Alain Savary, ministre de l'Éducation nationale, présente, le lundi 20 décembre, son projet Enseignement public et enseignement privé. Ce projet concerne l'avenir des 10 000 écoles privées (environ 2 millions d'élèves) aidées par l'État dans le cadre des lois Debré et Guermeur (Journal de l'année 1976-77). Alain Savary propose d'insérer l'enseignement privé au sein du service public ; la sectorisation serait étendue à l'enseignement privé. Les statuts des personnels seraient harmonisés. Les négociations sur la base de ces propositions doivent débuter dans les premiers jours de janvier. D'ores et déjà, les principales organisations de défense de l'enseignement privé rejettent le projet Savary et se mobilisent contre ce qu'ils appellent la socialisation de l'enseignement libre. Un peu partout en France, les manifestations en faveur du maintien de l'école libre se multiplient. La guerre scolaire est rallumée.

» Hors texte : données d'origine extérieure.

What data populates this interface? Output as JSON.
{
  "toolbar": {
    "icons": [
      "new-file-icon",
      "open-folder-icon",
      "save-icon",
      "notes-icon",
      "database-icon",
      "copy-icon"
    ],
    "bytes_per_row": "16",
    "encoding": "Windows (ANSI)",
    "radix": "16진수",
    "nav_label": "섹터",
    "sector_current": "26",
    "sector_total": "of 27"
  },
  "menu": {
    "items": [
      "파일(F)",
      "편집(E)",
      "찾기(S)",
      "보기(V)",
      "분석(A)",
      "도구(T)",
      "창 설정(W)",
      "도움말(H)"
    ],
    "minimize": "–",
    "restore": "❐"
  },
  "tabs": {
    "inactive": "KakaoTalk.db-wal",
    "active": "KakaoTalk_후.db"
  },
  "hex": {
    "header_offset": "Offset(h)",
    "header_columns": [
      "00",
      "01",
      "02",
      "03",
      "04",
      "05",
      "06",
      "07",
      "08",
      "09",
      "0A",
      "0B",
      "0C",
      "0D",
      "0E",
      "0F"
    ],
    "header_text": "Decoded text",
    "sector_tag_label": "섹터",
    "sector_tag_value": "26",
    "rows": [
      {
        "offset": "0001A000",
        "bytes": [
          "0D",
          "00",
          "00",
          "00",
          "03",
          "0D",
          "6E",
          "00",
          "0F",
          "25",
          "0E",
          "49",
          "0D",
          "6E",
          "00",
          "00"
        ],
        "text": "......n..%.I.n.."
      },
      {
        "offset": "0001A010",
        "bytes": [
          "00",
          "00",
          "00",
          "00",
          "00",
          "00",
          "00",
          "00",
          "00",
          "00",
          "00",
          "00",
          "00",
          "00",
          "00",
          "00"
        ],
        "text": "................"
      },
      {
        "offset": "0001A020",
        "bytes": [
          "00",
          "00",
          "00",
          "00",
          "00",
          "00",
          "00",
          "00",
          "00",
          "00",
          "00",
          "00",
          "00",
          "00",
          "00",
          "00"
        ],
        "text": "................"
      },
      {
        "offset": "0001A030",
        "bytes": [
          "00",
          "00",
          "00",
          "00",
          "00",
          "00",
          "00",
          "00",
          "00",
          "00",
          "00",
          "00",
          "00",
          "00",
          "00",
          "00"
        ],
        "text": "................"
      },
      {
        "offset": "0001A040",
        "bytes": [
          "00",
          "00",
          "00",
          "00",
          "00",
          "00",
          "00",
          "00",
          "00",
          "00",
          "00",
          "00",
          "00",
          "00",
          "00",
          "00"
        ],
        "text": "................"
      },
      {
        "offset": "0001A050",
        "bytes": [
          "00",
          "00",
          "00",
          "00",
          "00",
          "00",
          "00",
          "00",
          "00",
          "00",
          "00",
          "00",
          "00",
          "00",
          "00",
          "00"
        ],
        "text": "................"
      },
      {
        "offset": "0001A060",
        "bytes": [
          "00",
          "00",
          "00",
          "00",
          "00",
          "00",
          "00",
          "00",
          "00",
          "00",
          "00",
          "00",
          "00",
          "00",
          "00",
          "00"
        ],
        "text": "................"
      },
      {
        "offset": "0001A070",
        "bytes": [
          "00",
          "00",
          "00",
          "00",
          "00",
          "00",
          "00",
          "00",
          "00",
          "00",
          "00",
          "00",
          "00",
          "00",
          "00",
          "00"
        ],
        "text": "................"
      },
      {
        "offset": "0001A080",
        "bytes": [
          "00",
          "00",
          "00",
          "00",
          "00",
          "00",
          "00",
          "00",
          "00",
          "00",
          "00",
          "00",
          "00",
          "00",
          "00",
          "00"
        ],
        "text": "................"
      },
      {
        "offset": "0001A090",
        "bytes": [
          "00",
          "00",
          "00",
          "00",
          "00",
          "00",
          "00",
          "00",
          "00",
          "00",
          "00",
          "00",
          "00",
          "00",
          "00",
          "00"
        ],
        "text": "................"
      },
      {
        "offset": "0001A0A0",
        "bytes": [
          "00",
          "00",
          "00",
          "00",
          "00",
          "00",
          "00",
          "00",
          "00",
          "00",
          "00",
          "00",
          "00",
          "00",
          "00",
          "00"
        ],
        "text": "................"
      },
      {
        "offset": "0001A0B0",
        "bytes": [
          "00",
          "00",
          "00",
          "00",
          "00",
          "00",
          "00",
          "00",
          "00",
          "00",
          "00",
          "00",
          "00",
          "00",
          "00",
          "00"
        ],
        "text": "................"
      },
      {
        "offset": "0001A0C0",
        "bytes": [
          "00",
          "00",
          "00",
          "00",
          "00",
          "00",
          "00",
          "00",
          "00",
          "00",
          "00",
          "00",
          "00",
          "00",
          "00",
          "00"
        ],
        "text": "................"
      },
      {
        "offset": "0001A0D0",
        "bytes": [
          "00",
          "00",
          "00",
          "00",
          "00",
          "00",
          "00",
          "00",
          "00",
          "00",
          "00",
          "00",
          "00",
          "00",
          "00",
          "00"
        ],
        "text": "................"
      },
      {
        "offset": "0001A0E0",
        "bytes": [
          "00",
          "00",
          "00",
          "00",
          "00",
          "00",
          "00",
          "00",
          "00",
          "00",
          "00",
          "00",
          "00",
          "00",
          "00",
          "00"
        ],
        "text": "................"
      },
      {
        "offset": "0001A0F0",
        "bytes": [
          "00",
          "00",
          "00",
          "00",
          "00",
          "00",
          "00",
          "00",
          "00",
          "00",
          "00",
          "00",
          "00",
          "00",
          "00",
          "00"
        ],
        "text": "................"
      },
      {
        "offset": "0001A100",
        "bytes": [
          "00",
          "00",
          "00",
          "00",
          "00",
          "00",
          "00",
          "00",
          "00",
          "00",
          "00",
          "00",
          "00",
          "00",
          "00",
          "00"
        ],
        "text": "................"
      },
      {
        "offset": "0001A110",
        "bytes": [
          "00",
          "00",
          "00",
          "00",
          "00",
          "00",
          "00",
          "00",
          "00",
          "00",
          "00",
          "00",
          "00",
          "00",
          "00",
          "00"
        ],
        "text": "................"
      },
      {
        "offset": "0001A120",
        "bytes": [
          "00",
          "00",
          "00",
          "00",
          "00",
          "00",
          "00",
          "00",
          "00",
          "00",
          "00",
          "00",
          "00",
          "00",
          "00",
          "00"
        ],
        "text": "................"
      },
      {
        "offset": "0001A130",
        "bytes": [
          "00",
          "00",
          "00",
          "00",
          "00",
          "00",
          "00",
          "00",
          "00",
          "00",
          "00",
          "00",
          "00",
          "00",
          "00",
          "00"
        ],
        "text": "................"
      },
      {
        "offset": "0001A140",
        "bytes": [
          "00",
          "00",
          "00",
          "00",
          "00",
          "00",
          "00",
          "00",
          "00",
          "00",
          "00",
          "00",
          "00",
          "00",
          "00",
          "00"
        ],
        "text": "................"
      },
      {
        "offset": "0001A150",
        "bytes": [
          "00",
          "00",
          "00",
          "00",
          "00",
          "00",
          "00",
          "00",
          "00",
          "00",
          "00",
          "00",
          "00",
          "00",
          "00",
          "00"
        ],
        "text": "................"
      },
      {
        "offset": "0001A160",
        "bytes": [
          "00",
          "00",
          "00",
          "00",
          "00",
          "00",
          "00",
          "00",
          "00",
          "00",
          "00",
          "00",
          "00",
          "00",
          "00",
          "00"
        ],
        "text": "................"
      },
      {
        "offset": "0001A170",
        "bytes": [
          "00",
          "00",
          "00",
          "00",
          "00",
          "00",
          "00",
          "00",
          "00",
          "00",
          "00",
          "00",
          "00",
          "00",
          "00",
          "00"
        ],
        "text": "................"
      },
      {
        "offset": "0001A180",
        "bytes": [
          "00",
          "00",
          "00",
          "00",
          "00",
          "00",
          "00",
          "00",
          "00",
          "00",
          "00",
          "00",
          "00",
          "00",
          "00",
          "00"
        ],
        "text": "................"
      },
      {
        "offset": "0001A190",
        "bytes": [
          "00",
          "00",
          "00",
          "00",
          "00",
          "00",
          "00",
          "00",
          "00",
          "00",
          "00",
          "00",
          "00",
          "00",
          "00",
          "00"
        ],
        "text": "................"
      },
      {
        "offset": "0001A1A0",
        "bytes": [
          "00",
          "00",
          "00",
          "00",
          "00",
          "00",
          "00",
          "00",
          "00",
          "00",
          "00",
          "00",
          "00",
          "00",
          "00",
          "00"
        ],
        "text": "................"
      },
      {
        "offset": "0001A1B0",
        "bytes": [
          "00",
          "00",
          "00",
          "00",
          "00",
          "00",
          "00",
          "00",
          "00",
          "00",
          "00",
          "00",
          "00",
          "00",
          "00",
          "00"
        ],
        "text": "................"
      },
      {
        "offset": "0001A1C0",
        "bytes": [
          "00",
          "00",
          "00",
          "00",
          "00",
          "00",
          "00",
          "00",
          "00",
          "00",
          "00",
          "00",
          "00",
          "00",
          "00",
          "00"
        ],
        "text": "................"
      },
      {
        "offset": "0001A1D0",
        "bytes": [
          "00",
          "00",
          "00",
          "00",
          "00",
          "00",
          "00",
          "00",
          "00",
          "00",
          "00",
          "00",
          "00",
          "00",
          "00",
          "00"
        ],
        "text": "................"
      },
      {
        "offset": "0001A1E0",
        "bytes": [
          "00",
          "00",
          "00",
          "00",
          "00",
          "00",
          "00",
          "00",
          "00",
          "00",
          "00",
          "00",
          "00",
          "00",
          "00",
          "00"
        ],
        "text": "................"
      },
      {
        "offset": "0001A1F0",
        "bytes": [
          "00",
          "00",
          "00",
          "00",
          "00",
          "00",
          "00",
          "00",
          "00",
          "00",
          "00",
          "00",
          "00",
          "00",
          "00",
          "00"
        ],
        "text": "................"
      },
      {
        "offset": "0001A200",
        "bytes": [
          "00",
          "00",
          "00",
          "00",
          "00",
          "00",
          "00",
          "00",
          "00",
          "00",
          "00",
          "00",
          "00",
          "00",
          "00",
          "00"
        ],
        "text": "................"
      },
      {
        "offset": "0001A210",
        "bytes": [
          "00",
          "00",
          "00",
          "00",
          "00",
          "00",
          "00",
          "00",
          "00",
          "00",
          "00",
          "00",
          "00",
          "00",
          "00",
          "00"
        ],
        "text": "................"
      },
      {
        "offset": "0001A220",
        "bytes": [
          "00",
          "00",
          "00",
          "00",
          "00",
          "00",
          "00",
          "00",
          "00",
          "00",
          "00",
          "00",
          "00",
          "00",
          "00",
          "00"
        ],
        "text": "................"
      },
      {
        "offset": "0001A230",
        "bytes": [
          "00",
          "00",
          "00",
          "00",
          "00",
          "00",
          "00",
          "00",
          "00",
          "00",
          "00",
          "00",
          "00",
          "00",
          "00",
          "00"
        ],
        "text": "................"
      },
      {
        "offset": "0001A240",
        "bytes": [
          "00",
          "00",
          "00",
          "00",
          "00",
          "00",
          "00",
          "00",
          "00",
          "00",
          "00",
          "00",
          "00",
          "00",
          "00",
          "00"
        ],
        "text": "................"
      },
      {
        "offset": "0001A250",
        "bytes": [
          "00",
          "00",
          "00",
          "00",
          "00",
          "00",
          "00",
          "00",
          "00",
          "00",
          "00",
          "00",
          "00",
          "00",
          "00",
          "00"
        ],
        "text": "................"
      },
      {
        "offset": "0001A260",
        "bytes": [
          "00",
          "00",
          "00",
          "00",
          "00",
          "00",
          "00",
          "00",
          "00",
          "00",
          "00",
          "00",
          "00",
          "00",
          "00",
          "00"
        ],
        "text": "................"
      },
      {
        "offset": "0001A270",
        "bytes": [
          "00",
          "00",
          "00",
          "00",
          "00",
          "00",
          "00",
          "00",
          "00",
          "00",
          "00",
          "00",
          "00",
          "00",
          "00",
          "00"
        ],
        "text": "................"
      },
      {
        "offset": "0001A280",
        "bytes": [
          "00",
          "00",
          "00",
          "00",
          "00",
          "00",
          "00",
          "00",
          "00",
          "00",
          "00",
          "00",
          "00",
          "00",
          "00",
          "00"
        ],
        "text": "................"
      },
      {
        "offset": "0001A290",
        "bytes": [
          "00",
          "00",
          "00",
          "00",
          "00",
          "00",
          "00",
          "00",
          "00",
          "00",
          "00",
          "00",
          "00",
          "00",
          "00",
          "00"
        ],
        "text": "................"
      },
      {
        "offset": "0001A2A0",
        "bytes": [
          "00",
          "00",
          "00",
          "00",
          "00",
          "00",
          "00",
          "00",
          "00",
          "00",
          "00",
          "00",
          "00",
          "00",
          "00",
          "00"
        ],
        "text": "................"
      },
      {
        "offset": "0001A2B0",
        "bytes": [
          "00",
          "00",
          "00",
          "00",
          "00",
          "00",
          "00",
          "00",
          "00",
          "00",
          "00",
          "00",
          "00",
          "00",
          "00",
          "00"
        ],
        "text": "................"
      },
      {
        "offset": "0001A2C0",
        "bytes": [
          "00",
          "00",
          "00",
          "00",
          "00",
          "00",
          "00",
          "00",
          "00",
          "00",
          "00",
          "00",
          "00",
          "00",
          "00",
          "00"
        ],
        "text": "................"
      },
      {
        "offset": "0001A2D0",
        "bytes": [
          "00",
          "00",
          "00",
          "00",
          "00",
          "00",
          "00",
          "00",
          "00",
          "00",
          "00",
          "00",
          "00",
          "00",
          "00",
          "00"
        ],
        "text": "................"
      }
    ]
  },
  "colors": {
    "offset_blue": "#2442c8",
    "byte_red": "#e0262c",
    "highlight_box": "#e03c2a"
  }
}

Supérieur : mieux orienter les étudiants

Après avoir choisi de recréer un grand ministère de l'Éducation nationale incluant l'enseignement supérieur, le gouvernement a affirmé son intention de modifier les formations dispensées dans les universités et les grands établissements. Une commission animée par Claude Jeantet a été chargée de réfléchir sur une réforme de la loi d'orientation de l'enseignement supérieur élaborée en 1968 par Edgar Faure. Selon le ministre, il s'agit d'augmenter le nombre des étudiants – actuellement près de 900 000 – pour le porter à un niveau équivalent à celui qui est atteint dans d'autres pays développés, tels les États-Unis et le Japon.

Cela nécessite la mise en place de méthodes d'enseignement permettant de mieux orienter les étudiants vers les métiers d'avenir et de donner à leur formation une finalité professionnelle plus marquée. Ces nouvelles missions confiées aux établissements d'enseignement supérieur obligent ces derniers à s'ouvrir davantage sur leur environnement, notamment économique, mais aussi régional et international. Elles impliquent aussi un rapprochement entre les universités et les grandes écoles, en incitant chacune de ces catégories à poursuivre simultanément des activités d'enseignement, de recherche fondamentale et appliquée et de formation continue.